Un día triste, viva el rey.

Afortuadamente y por cuestiones varias mi seguimiento del primer día del nuevo rey ha sido escaso. Que si hubiera podido plantarme toda la mañana ante la tele, tampoco lo hubiera hecho, pero vamos, que no, no me he empapado ni mucho menos.
Veo poco motivo de alegría, porque esta coronación podía haber sido precedida por un referéndum. Posiblemente gana el actual modelo, si se hace la consulta, y mira, no pasa nada. Se habría consultado a los españoles sobre algo nada menor, qué modelo de estado quieren en 2014 y para su futuro, sin presiones sobrevenidas (el "atado y bien atado") y en total libertad.

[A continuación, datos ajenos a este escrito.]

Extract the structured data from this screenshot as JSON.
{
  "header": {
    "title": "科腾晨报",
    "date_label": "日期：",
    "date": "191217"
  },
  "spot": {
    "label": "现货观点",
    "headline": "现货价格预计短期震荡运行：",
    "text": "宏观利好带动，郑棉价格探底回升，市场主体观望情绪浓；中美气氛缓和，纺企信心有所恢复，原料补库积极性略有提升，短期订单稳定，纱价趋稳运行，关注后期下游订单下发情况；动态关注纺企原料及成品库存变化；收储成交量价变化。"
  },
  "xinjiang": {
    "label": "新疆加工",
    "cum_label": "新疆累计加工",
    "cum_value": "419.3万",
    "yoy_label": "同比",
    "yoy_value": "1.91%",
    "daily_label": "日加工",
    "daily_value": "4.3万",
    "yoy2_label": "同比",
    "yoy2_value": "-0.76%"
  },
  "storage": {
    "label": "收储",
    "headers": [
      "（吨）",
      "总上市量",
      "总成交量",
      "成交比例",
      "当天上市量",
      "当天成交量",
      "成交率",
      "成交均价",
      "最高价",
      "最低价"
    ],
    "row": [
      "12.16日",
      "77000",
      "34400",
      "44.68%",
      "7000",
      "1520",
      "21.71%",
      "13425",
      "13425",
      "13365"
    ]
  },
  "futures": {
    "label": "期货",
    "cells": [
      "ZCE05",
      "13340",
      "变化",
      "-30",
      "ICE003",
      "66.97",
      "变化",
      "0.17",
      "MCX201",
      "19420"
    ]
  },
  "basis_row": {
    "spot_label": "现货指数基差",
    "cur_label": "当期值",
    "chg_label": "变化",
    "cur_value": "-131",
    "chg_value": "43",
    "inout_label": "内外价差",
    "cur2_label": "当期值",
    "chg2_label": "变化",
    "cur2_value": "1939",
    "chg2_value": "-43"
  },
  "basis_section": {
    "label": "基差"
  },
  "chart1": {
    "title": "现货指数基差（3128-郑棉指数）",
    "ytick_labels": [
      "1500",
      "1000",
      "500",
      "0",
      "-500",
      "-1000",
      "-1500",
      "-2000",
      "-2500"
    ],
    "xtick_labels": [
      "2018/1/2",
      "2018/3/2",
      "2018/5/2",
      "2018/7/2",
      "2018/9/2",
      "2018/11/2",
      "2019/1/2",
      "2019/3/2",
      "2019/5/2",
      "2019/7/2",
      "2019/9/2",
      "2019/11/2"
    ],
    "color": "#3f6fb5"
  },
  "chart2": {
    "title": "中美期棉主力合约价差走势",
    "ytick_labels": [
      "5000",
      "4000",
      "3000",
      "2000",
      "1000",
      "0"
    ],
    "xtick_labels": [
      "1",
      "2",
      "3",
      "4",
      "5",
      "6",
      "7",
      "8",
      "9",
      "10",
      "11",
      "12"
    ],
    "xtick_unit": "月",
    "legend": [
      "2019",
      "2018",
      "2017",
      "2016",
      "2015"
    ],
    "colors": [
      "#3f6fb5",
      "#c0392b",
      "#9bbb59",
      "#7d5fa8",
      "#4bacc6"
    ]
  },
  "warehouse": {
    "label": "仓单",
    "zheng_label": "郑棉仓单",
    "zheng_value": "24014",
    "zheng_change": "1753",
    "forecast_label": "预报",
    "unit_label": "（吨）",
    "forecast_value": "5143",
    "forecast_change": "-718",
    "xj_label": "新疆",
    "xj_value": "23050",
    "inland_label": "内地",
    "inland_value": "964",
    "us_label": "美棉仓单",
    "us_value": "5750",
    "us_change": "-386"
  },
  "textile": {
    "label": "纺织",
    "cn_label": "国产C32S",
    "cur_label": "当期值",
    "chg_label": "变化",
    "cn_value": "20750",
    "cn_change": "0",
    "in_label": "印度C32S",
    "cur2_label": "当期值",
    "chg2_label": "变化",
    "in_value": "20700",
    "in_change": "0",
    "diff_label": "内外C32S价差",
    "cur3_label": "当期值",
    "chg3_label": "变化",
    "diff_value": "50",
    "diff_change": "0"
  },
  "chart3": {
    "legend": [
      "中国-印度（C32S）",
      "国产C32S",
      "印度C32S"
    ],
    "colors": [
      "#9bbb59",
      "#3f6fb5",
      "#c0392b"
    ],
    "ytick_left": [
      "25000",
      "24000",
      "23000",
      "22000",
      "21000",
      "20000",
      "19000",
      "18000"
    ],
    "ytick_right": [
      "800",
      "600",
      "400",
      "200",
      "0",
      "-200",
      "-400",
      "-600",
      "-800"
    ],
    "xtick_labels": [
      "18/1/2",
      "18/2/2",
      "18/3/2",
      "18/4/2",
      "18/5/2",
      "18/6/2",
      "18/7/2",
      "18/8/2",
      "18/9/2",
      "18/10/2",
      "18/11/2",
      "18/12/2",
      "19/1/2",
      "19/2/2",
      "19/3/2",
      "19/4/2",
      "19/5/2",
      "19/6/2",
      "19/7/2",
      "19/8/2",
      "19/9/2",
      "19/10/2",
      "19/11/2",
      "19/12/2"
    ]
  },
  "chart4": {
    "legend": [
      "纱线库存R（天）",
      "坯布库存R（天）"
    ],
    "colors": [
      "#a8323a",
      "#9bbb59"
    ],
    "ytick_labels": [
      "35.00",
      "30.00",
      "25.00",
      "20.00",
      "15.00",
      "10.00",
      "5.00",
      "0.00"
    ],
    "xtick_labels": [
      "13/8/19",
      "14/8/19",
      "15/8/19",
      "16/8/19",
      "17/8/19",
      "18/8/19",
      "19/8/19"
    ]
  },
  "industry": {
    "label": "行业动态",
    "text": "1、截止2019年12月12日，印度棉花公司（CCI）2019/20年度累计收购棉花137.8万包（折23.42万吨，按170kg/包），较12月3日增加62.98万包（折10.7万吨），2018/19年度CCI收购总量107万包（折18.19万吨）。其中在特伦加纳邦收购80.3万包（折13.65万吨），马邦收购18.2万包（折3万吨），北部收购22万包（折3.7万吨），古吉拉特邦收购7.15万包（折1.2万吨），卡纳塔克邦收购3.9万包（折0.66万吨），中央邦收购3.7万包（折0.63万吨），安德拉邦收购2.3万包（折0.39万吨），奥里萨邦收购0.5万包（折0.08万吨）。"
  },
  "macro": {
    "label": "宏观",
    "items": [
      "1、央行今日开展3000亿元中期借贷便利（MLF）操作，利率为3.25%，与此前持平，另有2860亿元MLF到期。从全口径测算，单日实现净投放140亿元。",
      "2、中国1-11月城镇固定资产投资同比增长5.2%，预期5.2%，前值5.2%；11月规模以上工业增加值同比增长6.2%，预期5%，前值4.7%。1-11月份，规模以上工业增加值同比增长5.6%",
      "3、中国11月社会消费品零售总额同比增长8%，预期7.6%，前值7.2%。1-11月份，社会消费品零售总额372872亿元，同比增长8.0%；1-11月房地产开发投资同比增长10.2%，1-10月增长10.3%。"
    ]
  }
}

Hubiera sido un movimiento políticamente inteligente, creo, que además habría legitimado a la realeza como jefatura del Estdo de pleno derecho, renovando la institución. Insisto que no concibo un referendum en España que de una victoria a una preferencia republicana, la verdad, las encuestas, cosa parcial, suelen dar victoria a la onarquía.
Así que aquí estamos, con partidos políticos torpes, reyes impuestos al pueblo y una democracia que no cuenta con nosotros nada más que para "papeletear" en las de siempre: generales, autonómicas, europeas, municipales. Y nada más.